The Subcommittee, known by its acronym DROI, organises hearings and discussions on all sorts of human rights issues. These discussions lead to the adoption of reports and resolutions, thus contributing to the international debate on subjects such as the death penalty, torture or the fight against impunity.
The Annual Report on Human Rights, which takes stock of the human rights situation in the world, is drafted by the DROI Subcommittee.
Organisation and responsibilities of the Subcommittee on Human Rights
The Subcommittee consists of 31 members and 23 substitutes, thus mirroring the structure of the European Parliament as required in Article 181 of the Rules of Procedure.

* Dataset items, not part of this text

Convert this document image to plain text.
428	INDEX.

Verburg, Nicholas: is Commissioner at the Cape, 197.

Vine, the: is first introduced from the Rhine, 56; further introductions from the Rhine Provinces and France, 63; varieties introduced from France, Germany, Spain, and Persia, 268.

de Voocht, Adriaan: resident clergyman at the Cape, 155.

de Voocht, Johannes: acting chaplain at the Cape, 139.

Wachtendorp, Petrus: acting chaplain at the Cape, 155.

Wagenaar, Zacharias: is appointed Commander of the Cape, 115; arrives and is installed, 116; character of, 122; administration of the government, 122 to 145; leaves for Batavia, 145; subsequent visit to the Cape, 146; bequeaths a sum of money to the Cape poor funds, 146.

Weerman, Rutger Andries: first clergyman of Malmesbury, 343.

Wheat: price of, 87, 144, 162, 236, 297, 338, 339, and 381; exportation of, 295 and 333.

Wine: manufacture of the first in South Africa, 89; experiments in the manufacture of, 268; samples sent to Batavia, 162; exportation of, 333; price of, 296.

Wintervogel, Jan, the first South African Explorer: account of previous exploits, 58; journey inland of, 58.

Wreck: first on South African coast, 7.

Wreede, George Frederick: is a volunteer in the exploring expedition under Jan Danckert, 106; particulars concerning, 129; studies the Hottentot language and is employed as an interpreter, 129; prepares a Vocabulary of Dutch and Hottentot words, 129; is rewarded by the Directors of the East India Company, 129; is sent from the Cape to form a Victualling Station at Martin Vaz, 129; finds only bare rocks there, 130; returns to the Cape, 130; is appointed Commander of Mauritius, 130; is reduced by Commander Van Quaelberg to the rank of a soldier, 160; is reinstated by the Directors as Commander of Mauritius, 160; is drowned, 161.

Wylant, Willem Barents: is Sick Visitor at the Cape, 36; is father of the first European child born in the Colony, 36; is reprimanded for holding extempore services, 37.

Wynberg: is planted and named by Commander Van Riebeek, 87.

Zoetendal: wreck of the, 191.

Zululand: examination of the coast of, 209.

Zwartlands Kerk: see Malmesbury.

The Subcommittee on Human Rights (DROI) is a subcommittee of the Foreign Affairs Committee. Its main responsibilities are set out in the fifth paragraph of the Foreign Affairs Committee’s responsibilities: "issues concerning human rights, the protection of minorities and the promotion of democratic values in third countries. In this context the committee is assisted by a subcommittee on human rights. Without prejudice to the relevant rules, members from other committees and bodies with responsibilities in this field shall be invited to attend the meetings of the subcommittee." Objectives of the Subcommittee
The Human Rights Subcommittee may not adopt reports or draft resolutions. However, DROI provides important expert advice and a forum for essential debate where NGOs, human rights defenders, members of the European Commission or the European Council can present their views.
One of the Subcommittee’s objectives is to raise members’ awareness of human rights issues and to invite them to speak about and support actions in favour of human rights.
FIACAT’s role within DROI
The Human Rights Subcommittee has renewed its commitment to working with NGOs: “The European Union must consult with NGOs, be they international or local, on a systematic basis on all aspects of human rights”. On these grounds, FIACAT and several NGOs are taking part in consultations with civil society on draft resolutions, such as the draft EU guidelines against torture or those on the death penalty.
How can ACAT groups contribute?
The Human Rights Subcommittee currently allows civil society activists to speak during its meetings. This is an opportunity for all ACAT groups, through FIACAT, to express their concerns on the various instances of non-respect of human rights occurring in their countries. Through the medium of reports and oral contributions to these meetings, ACAT groups can make their voices heard at the European Parliament and the European External Action Service.